46. With the foregoing, this Court makes the conclusion that the glaring and contradictory evidence ought only to be interpreted as damaging the standard of proof required for both the offence of defilement and indecent act.
47. I now turn to the alternative offence of grievous harm contrary to section 234 of the penal code.
48. There is ample evidence that the minor indeed suffered harm. She broke her right leg and the evidence adduced both by PW1, despite not being believable on the claim of defilement, was corroborated by that of PW3 and importantly the medical evidence which was done promptly, just a day after the incident.
49. Section 4 of the Penal Code sets out the ingredients of the offence of grievous as follows: -Any harm which amounts to a maim or dangerous harm, or seriously or permanently injures health, or which is likely so to injure health or which extends to permanent disfigurement or to any permanent or serious injury to any external and internal organ, membrane or sense.
50. The Appellant did not controvert any of the evidence of assaulting the minor. He did not even dispute the evidence of PW2, the minor’s mother, that they had a dispute over maize flour. In this Court’s assessment the Appellant had some vengeance over PW2 which he took out on the minor. The Appellant’s conduct is inexcusable. He unleashed his anger on an innocent, defenceless 7-month-old baby.
51. Section 234 of the Penal Code prescribes the punishment for the offence of Grievous Harm as follows.Any person who unlawfully does grievous harm to another is guilty of a felony and is liable to imprisonment for life.

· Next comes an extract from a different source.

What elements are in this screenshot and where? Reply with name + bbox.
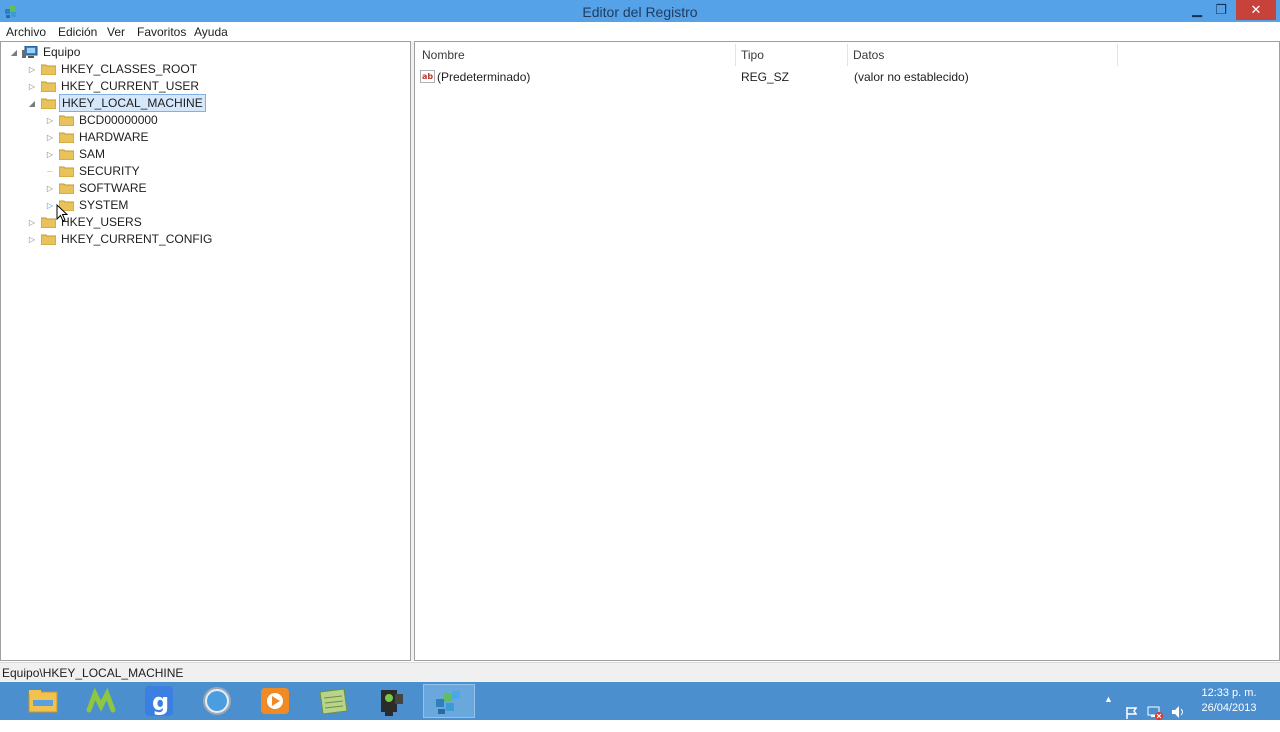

52. The trial Court in this case exercised discretion and sentenced the Appellant to 25 years imprisonment. That was a determinate period less than life imprisonment prescribed by the Penal Code.
53. Before the eyes of this Court, a more lenient sentence would have ensued in view of the injuries suffered, however, the huge age imbalance between the Appellant and victim was an aggravating circumstance. The baby could have easily lost her life.
54. In the premises, this Court finds the appeal to be without merit and is hereby dismissed. The trial Court’s conviction and sentence under Section 234 of the Penal is hereby upheld.
55. It is so ordered.
DELIVERED, DATED AND SIGNED AT NAIROBI THIS 13TH DAY OF FEBRUARY, 2025. A. C. MRIMAJUDGEJudgment delivered virtually in the presence of:John Nyongesa Juma, the Appellant.Mr. Mugun, Learned Prosecutor instructed by the Director of Public Prosecutions for the Respondent/State.Chemosop/Duke – Court Assistants.